México, el país que no lo derrumba ni un terremoto

Misma fecha, mismo lugar. Como si la tierra quisiera celebrar el aniversario del poderoso sismo ocurrido en 1985 que sacudió a la Ciudad de México, volvió a moverse un 19 de septiembre pero de 2017, destruyendo hogares, escuelas, trabajos y, lo peor, cobrándose la vida de cientos de personas.
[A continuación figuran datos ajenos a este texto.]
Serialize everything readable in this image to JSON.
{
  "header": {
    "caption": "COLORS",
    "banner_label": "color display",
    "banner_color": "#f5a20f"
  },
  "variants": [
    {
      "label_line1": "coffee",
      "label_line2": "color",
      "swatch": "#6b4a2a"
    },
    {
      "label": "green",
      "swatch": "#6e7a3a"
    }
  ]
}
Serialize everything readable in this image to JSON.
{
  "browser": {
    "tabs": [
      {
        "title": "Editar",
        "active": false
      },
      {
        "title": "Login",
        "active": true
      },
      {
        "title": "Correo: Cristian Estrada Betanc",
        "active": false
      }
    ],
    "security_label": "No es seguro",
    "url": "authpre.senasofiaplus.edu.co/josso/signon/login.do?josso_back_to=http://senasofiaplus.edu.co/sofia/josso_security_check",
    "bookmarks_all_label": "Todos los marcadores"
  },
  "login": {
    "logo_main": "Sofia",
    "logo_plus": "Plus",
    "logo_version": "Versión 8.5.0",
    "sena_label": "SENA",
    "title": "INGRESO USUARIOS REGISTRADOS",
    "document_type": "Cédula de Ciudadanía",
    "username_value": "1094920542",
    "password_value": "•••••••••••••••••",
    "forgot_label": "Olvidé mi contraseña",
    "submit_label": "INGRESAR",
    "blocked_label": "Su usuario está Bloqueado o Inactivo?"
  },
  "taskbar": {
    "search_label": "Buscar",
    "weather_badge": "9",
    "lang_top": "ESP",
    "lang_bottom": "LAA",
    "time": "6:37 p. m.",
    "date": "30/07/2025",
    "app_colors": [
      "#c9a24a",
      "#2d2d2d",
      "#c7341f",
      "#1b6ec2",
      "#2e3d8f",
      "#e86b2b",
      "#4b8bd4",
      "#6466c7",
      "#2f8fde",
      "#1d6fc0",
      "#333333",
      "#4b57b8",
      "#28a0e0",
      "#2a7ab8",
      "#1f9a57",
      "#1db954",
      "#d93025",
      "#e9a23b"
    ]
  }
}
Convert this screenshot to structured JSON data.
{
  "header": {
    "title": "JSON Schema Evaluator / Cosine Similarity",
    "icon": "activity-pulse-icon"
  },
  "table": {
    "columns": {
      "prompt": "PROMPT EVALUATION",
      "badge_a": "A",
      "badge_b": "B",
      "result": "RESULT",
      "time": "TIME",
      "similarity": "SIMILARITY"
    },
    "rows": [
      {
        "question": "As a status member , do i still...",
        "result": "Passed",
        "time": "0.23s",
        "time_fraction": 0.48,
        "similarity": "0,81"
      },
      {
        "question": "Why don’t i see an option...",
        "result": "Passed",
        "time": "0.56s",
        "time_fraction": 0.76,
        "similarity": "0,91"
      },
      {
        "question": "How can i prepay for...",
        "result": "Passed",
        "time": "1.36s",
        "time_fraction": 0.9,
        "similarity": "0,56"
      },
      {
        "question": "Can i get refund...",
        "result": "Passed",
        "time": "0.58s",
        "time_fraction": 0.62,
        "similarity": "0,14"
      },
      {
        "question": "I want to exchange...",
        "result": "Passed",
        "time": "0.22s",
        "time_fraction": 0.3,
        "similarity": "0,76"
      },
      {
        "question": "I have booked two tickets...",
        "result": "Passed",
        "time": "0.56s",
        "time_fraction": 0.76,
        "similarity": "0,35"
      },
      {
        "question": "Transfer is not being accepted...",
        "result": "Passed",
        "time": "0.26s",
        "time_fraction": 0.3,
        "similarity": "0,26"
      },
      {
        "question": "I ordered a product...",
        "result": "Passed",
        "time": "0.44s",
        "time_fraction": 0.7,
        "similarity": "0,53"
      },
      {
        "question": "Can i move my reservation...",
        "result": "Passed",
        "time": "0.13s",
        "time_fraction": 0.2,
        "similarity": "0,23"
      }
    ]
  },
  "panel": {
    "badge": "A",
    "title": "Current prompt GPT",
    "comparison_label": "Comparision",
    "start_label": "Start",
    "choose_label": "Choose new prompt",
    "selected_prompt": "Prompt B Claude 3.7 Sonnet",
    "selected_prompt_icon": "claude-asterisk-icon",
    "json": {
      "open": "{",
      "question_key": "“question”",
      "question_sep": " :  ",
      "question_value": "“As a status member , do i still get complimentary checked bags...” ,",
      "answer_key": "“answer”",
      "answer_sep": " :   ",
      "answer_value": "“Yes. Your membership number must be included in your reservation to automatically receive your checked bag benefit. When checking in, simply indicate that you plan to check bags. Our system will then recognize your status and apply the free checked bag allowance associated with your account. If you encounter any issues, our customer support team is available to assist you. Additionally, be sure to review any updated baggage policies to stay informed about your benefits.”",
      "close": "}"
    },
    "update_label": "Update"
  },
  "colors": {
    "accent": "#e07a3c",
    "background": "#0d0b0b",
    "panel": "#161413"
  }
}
Pero una vez más los ciudadanos, soldados, los topos, los perros rescatistas, la marina y más, salieron a las calles para remover los escombros y tratar de salvar vidas, solidarizándose como lo hicieran hace 32 años.

Las lágrimas de terror volvieron a brotar en las personas que vivieron aquella primera catástrofe natural, que agarró desprevenido a todo México, según me cuentan mis padres, pues yo aún no había nacido, ni siquiera me encontraba en camino. Al salir de mi departamento, ubicado muy cerca de una zona de hoteles en la CDMX, vi señoras paralizadas por el miedo, rezando o balbuceando algo muy parecido a un rezo, personas de la tercera edad gritando con lágrimas en los ojos y jóvenes intentando tranquilizar a quien pudiera.

Aún desconocía la magnitud de lo que había sucedido, creí que era una pésima broma del destino. Primero la alarma sísmica aulló para servir como simulacro, que mucha gente tomó a broma y otros, con el simple hecho de escuchar ese sonido tan aterrador se asustaron, para después vivir el verdadero miedo. La alarma falló, no alertó a nadie sino hasta que ya se movía la tierra, hasta que fue demasiado tarde para que niños, jóvenes, adultos y viejos pudiera salir a tiempo de los inmuebles, que muchos de ellos cayeron en los primeros segundos.

Comenzaron a circular imágenes y videos de edificios cayéndose, como un acordeón que regresa a su posición de descanso, otros caían como piezas de domino, la gente trataba de huir pero para muchos fue demasiado tarde. Como si lo lleváramos en la sangre, la solidaridad salió a flote y los ciudadanos comenzaron a movilizarse. Prestaron sus manos para remover escombros, su boca para preguntar a gritos si había alguien debajo de lo que era un edificio o casa, su corazón para tratar de aliviar la pena de sus hermanos.

Ante la falta de transporte prestaron sus autos para llevar a desconocidos que no tenían cómo movilizarse, ofrecieron sus redes de WiFi para que se comunicaran con sus parientes que no les respondían, sacaron cables y conectores para que siguiera la comunicación y la batería de los teléfonos no hiciera de las suyas. México volvió a demostrar que es sinónimo de solidaridad. Dudo que haya un país más solidario que el nuestro.

Sí, nos derrumbamos antes la magnitud de lo que estábamos viviendo. Sí, nos derrumbamos al ver niños muertos. Pero nos recuperamos por aquellos que aún estaban vivos, aquellos que gracias a las manos de miles de personas lograron tener una segunda oportunidad. México volvió a demostrar que no hay sismo o terremoto que quebrante su alma, porque la patria lo sabe: un soldado en cada hijo te dio. Fuerza México, volveremos entre las cenizas, como un ave fénix, más fuerte que nunca.